Il en tire comme conclusion qu'il existe une discrimination liée à la situation de famille, l'employeur ne rapportant pas la preuve que ces décisions étaient justifiées par des éléments objectifs et licites étrangers à toute discrimination.
A noter :
Il est rappelé dans le cadre juridique de la décision que le critère de discrimination de situation de famille vise les situations où l'employeur prend en compte une caractéristique d'un membre de la famille du salarié, pour prendre une décision concernant ce dernier.
La notion de situation de famille doit être entendue au sens large, elle vise la situation matrimoniale (Cass. soc. 10-2-1999 n° 96-42.998 P et Cass. soc. 14-11-2000 n° 98-41.012 FS-P), l'existence d'un concubinage, le lien de filiation (Cass. soc. 1-6-1999 n° 96-43.617 P), l'existence ou l'absence d'enfants, l'absence ou la nature d'un tel lien familial.
Le Défenseur des droits estime que les agissements de l'employeur ont eu nécessairement un impact défavorable sur la vie personnelle des salariés.

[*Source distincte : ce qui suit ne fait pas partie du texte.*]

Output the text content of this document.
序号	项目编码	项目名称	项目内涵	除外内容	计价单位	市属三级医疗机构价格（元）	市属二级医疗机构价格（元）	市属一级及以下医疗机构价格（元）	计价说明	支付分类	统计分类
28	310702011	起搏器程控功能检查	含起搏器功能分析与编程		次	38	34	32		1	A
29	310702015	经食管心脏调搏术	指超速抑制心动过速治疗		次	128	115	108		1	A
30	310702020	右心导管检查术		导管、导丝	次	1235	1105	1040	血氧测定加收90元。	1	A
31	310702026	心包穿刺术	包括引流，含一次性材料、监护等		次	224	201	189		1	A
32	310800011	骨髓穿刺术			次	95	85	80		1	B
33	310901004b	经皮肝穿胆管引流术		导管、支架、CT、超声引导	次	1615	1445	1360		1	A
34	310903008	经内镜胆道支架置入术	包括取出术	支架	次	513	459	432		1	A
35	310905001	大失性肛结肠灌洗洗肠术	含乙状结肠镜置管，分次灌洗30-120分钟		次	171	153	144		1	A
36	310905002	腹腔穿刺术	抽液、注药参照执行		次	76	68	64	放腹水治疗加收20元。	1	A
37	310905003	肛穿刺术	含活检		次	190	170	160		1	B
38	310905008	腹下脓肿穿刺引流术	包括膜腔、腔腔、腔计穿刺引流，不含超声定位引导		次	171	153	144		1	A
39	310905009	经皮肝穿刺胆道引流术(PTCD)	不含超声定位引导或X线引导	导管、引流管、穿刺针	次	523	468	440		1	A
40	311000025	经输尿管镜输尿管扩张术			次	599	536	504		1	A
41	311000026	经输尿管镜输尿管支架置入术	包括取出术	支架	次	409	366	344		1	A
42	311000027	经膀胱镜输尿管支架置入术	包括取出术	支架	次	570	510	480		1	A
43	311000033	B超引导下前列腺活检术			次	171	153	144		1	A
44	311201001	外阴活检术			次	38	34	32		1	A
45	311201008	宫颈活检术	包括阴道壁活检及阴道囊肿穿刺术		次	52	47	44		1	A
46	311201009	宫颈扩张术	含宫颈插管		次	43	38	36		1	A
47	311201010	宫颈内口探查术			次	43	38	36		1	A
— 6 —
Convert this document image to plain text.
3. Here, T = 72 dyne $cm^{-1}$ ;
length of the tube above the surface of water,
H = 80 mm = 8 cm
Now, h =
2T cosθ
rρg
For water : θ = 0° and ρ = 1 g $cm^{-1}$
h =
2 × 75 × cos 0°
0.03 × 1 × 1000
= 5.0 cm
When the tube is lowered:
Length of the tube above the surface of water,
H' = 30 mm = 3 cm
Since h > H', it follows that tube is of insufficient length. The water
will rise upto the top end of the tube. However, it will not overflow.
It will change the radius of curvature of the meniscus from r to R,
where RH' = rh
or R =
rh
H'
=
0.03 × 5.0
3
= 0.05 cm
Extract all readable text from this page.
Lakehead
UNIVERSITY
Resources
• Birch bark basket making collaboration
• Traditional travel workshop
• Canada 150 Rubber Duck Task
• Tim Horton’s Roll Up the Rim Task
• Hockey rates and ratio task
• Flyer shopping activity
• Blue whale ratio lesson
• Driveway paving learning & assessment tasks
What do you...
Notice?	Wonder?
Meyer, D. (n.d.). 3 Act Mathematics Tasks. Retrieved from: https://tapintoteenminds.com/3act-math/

Il rappelle d'ailleurs à cet égard, que les juges ont pu considérer « qu'un changement d'horaire imposé au salarié, qui porte une atteinte excessive au droit du salarié au respect de sa vie personnelle et familiale ou à son droit au repos, peut justifier la résiliation judiciaire du contrat de travail » (Cass. soc. 3-11-2011 n° 10-14.702 FS-PB et Cass. soc. 14-11-2012 n° 11-21.240 F-D).
Enfin, il reformule ses recommandations à la société Leroy Merlin, à savoir :
de se rapprocher des réclamants afin de procéder à une juste réparation de leur préjudice ;
de modifier ses pratiques en matière de planification des horaires de travail de ses salariés afin de respecter le principe de non-discrimination ;
de sensibiliser l'ensemble des responsables à la non-discrimination ;
et de rendre compte des suites données à cette recommandation dans un délai de 3 mois à compter de la notification de la décision.
A noter :
Le Défenseur des droits avait déjà par le passé retenu une discrimination en raison de la situation familiale, notamment pour le cas d'une assistante maternelle qui avait obtenu un agrément pour accueillir des enfants placés par le juge mais que les services sociaux avaient refusé de choisir en raison de sa situation familiale, sans enfant (Délibération 2006-209 du 9-10-2006) .
Il a également eu l'occasion de rappeler que les offres d’emploi exclusivement réservées aux enfants du personnel constituent une discrimination en raison de la situation de famille.